A mock SingPass/CorpPass/MyInfo server for dev purposes

• Click the ready-to-code badge above
• Wait for MockPass to start
• Make port 5156 public
• Open Browser to note the URL hosting MockPass
• Configure your application per local machine quick start, changing the localhost:5156 to the Gitpod hostname

Configure your application to point to the following endpoints:

SingPass (v1 - Singpass OIDC):

• http://localhost:5156/singpass/authorize - OIDC login redirect with optional page
• http://localhost:5156/singpass/token - receives OIDC authorization code and returns id_token

SingPass (v2 - NDI OIDC):

• http://localhost:5156/singpass/v2/authorize - OIDC login redirect with optional page
• http://localhost:5156/singpass/v2/token - receives OIDC authorization code and returns id_token
• http://localhost:5156/singpass/v2/.well-known/openid-configuration - OpenID discovery endpoint
• http://localhost:5156/singpass/v2/.well-known/keys - JWKS endpoint which exposes the auth provider's signing keys

CorpPass (v1 - Corppass OIDC):

• http://localhost:5156/corppass/authorize - OIDC login redirect with optional page
• http://localhost:5156/corppass/token - receives OIDC authorization code and returns id_token

CorpPass (v2 - Corppass OIDC):

• http://localhost:5156/corppass/v2/authorize - OIDC login redirect with optional page
• http://localhost:5156/corppass/v2/token - receives OIDC authorization code and returns id_token
• http://localhost:5156/corppass/v2/.well-known/openid-configuration - OpenID discovery endpoint
• http://localhost:5156/corppass/v2/.well-known/keys - JWKS endpoint which exposes the auth provider's signing keys

MyInfo:

• http://localhost:5156/myinfo/v3/person-basic (exclusive to government systems)
• http://localhost:5156/myinfo/v3/authorise
• http://localhost:5156/myinfo/v3/token
• http://localhost:5156/myinfo/v3/person

sgID:

• http://localhost:5156/v2/oauth/authorize
• http://localhost:5156/v2/oauth/token
• http://localhost:5156/v2/oauth/userinfo
• http://localhost:5156/v2/.well-known/openid-configuration - OpenID discovery endpoint
• http://localhost:5156/v2/.well-known/jwks.json - JWKS endpoint which exposes the auth provider's signing keys

Provide your application with the spcp* certs found in static/certs and with application certs at static/certs/{key.pem|server.crt}

Alternatively, provide the paths to your app cert as env vars SERVICE_PROVIDER_CERT_PATH and SERVICE_PROVIDER_PUB_KEY

If you are integrating with Singpass NDI OIDC and/or Corppass v2 OIDC, you should provide your well-known key endpoints as env vars SP_RP_JWKS_ENDPOINT and/or CP_RP_JWKS_ENDPOINT respectively. Alternatively, provide your application with the oidc-v2-rp-*.json JWKS.

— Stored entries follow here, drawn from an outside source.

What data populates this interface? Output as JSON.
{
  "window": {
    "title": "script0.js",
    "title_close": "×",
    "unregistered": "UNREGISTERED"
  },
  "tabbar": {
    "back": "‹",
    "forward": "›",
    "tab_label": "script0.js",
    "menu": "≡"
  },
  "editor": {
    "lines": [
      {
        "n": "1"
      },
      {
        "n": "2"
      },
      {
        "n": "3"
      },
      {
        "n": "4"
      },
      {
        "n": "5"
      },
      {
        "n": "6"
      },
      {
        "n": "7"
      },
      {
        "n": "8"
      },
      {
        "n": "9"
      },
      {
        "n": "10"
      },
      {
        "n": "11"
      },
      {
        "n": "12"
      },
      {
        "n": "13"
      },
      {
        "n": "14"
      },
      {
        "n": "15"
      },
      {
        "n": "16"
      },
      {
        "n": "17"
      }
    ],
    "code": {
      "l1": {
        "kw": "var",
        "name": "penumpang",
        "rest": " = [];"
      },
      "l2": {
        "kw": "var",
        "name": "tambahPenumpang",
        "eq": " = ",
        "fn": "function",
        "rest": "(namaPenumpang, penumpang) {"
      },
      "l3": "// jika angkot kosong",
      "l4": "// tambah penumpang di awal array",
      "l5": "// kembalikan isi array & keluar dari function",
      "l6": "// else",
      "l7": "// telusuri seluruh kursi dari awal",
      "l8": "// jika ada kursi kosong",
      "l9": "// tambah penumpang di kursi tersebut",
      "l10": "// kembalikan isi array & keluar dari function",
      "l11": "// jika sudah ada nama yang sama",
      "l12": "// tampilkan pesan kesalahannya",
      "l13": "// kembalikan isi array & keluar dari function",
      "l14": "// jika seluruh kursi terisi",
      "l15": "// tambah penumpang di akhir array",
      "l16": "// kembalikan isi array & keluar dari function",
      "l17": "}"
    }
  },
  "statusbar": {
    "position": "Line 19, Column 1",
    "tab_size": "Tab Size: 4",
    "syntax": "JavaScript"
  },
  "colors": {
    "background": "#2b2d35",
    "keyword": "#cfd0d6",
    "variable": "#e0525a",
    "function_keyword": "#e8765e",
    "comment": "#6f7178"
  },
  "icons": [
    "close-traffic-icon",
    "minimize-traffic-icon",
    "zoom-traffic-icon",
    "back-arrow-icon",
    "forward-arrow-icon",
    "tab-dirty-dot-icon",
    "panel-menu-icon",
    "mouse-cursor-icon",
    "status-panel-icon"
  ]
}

$ npm install @opengovsg/mockpass

# All values shown here are defaults
$ export MOCKPASS_PORT=5156

$ export SHOW_LOGIN_PAGE=true # Optional, defaults to `false`; can be overridden per request using `X-Show-Login-Page` HTTP header

# Configure which profile to return when login page is disabled
# Can be overridden per request using `X-Custom-NRIC`/`X-Custom-UUID`/`X-Custom-UEN` HTTP headers
$ export MOCKPASS_NRIC=S8979373D # Optional, defaults to first profile

# Disable signing/encryption (Optional, by default `true`)
$ export SIGN_ASSERTION=false
$ export ENCRYPT_ASSERTION=false
$ export SIGN_RESPONSE=false
$ export RESOLVE_ARTIFACT_REQUEST_SIGNED=false

# Encrypt payloads returned by /myinfo/v3/{person, person-basic},
# equivalent to MyInfo Auth Level L2 (testing and production)
$ export ENCRYPT_MYINFO=false

# If specified, will verify token provided in Authorization header
# for requests to /myinfo/*/token
$ export SERVICE_PROVIDER_MYINFO_SECRET=<your secret here>

$ npx mockpass
MockPass listening on 5156

There currently is nothing widely available to test an application's integration with SingPass/CorpPass using a dev machine alone. This is awkward for developers who then need to connect to the staging servers hosted by SingPass/CorpPass, which may not always be available (eg, down for maintenance, or no Internet).

MockPass tries to solves this by providing an extremely lightweight implementation of an OIDC Provider that returns mock SingPass and CorpPass assertions. It optionally provides a mock login page that (badly) mimics the SingPass/CorpPass login experience.

We welcome contributions to code open-sourced by the Government Technology Agency of Singapore. All contributors will be asked to sign a Contributor License Agreement (CLA) in order to ensure that everybody is free to use their contributions.